Штаб-ротмистр Розен погиб в том же бою. А сам Чемоданов по ошибке несколько часов числился в списке убитых, и вот живой и невредимый вернулся в штабной блиндаж:
„— Долго жить будете, — с улыбкой утешил меня начальник дивизии: примета верная“.[648]
Широко известны подобные случаи и в годы Великой Отечественной войны.
„У меня был друг на Северо-Западном фронте, командир роты, позже комбат, человек исключительной храбрости и мужества, — вспоминал генерал М. П. Корабельников, на войне — командир пулеметной роты. — В сорок четвертом он вдруг стал говорить мне: „Максим, недолго нам осталось быть вместе“. „Не дури, Иван Васильевич“, — отмахивался я. А он все свое: „Убьют меня…“ — „С чего ты взял?“ — спрашиваю.
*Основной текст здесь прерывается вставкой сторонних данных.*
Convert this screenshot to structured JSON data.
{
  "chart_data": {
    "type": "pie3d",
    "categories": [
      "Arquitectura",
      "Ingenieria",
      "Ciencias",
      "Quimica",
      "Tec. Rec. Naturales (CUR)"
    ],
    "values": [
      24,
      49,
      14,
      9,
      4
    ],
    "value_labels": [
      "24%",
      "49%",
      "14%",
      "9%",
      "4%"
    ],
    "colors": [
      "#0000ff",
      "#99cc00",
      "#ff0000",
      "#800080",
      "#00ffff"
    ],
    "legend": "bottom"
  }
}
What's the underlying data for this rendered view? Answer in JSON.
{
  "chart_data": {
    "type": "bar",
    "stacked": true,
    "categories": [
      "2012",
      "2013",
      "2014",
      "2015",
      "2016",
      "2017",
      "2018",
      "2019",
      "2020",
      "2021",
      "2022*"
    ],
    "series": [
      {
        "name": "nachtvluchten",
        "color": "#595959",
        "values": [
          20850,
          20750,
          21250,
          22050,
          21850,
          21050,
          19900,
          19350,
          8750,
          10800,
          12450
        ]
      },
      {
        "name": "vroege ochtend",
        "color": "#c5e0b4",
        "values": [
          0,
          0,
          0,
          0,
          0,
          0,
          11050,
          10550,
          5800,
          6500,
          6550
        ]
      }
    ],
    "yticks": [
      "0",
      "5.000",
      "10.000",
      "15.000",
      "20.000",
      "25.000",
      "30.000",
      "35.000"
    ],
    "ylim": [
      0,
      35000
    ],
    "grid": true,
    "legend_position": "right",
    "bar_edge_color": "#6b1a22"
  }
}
А он: „Я это чувствую — устал я, и все мне опостылело…“ И действительно его убили“.[649]
И хотя данный эпизод вполне можно объяснить известным в военной психологии синдромом усталости, который замедляет реакцию, притупляет чувство самосохранения и, как следствие, повышает вероятность гибели человека в бою (по данным американских психологов, период полной боеспособности солдата на войне составляет примерно 60 дней, после чего наступает упадок душевных сил, психическое истощение и требуется обязательный отдых),[650] не всякое предчувствие смерти можно свести к рациональным причинам.
„Раньше как-то не верил в приметы, предчувствия. Считал выдумками, вспоминал механик-водитель БМД Николай Дука, служивший в Афганистане с первого дня ввода войск по 1980 г. — Но вот такой случай. Был у меня друг Николай Омельченко из Новосибирска. На гитаре здорово играл и вообще веселым парнем слыл. Только однажды гитару в сторону отложил и говорит: „Что-то, ребята, сердце заболело. Мать, сестру вдруг увидел…“ А утром на мине подорвался“.[651]
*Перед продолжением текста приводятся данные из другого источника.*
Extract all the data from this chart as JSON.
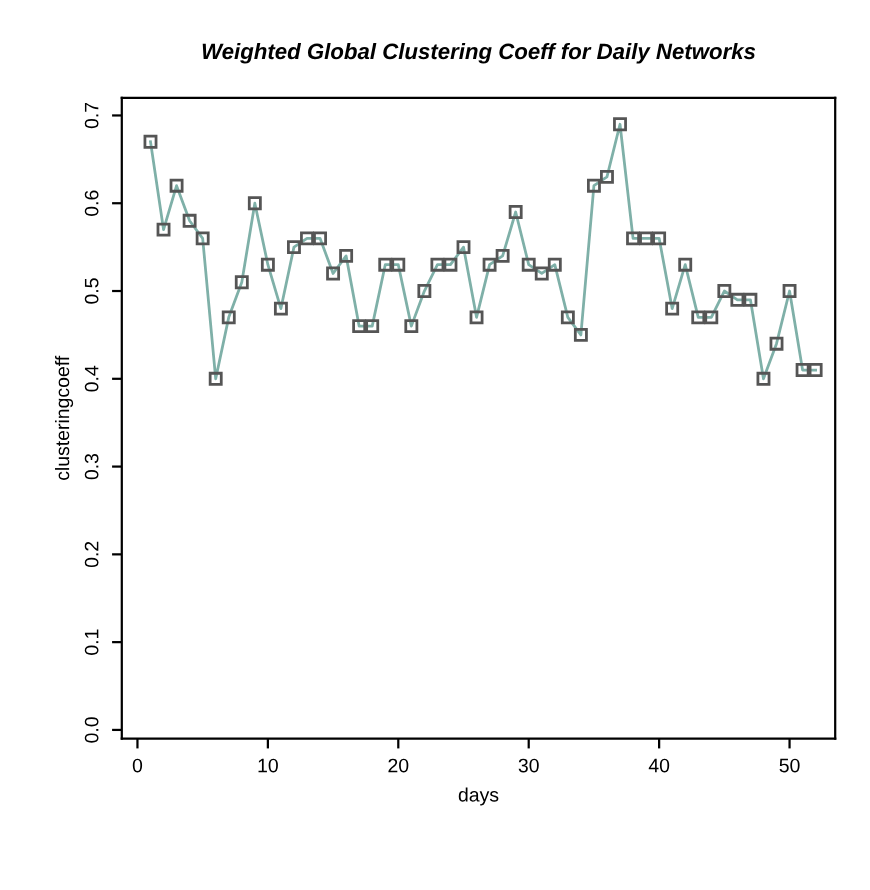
{
  "chart_data": {
    "type": "line",
    "title": "Weighted Global Clustering Coeff for Daily Networks",
    "xlabel": "days",
    "ylabel": "clusteringcoeff",
    "x": [
      1,
      2,
      3,
      4,
      5,
      6,
      7,
      8,
      9,
      10,
      11,
      12,
      13,
      14,
      15,
      16,
      17,
      18,
      19,
      20,
      21,
      22,
      23,
      24,
      25,
      26,
      27,
      28,
      29,
      30,
      31,
      32,
      33,
      34,
      35,
      36,
      37,
      38,
      39,
      40,
      41,
      42,
      43,
      44,
      45,
      46,
      47,
      48,
      49,
      50,
      51,
      52
    ],
    "series": [
      {
        "color": "#7fb0a8",
        "values": [
          0.67,
          0.57,
          0.62,
          0.58,
          0.56,
          0.4,
          0.47,
          0.51,
          0.6,
          0.53,
          0.48,
          0.55,
          0.56,
          0.56,
          0.52,
          0.54,
          0.46,
          0.46,
          0.53,
          0.53,
          0.46,
          0.5,
          0.53,
          0.53,
          0.55,
          0.47,
          0.53,
          0.54,
          0.59,
          0.53,
          0.52,
          0.53,
          0.47,
          0.45,
          0.62,
          0.63,
          0.69,
          0.56,
          0.56,
          0.56,
          0.48,
          0.53,
          0.47,
          0.47,
          0.5,
          0.49,
          0.49,
          0.4,
          0.44,
          0.5,
          0.41,
          0.41
        ]
      }
    ],
    "marker": "square",
    "line_style": "solid",
    "grid": false,
    "legend": false,
    "xlim": [
      -1.2,
      53.5
    ],
    "ylim": [
      -0.01,
      0.72
    ],
    "xticks": [
      0,
      10,
      20,
      30,
      40,
      50
    ],
    "yticks": [
      {
        "value": 0,
        "label": "0.0"
      },
      0.1,
      0.2,
      0.3,
      0.4,
      0.5,
      0.6,
      0.7
    ]
  }
}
Известны такого рода предчувствия и в отношении других людей. Так, многие участники Афганской войны рассказывали о своей способности довольно точно предвидеть печальную судьбу товарищей.
„Не знаю, как объяснить этот феномен, — вспоминал майор С. Н. Токарев, — но здорово оно чувствуется перед операцией: вот тот человек, который погибнет. Как замполит батальона у нас… Не должен он был ехать на эту операцию. Он пошел к командиру взвода, подарил лампу свою, еще что-то, всю ночь не спал, все ходил, — то с одним поговорит, то с другим… В ночь вышли, а утром он погиб. Есть какая-то печать смерти, висит она над человеком… И с ранеными то же самое: как-то сразу понимаешь, выживет парень или нет“.[652]
На войне дурные предчувствия, как правило, сбываются. Поэтому большинство солдатских примет связаны с ожиданием несчастий — ранения или гибели, и попыток через мистические ритуальные действия их предотвратить. Так, поведение человека перед боем ограничено системой традиционных запретов. Существуют устоявшиеся табу в отношении вещей погибших. Почти у каждого солдата есть свой талисман, который нужно хранить в тайне, и своя (часто самодеятельная) молитва, и т. д. При этом вера в Судьбу присутствует, даже если человек утверждает, что никогда не верил в Бога.
„Ни в Аллаха, ни в Бога я не верю“, — вспоминал ветеран Великой Отечественной, бывший комсорг батальона, минометчик Мансур Абдулин. Но тут же делал признания совершено иного рода: „Помню, еще на пути к фронту… [вместе с новым полевым обмундированием] были нам выданы и пластмассовые патрончики с крышкой на резьбе. Внутри — ленточка, которую надо было собственноручно заполнить своими анкетными данными, завинтить патрончик наглухо, чтоб в него не попала сырость, и положить в кармашек. „Паспорт смерти“ — так окрестили мы этот патрончик между собой. Не знаю, кто как, а я тот паспорт выбросил тихонько, чтоб никто не видел, и на его место положил в брюки свой талисман — предмет, который я должен буду сберечь до конца войны. Наверное, у всех моих товарищей были вещи, которые служили им талисманами, но говорить об этом было не принято: талисман „имел силу“, если о нем знал только ты сам.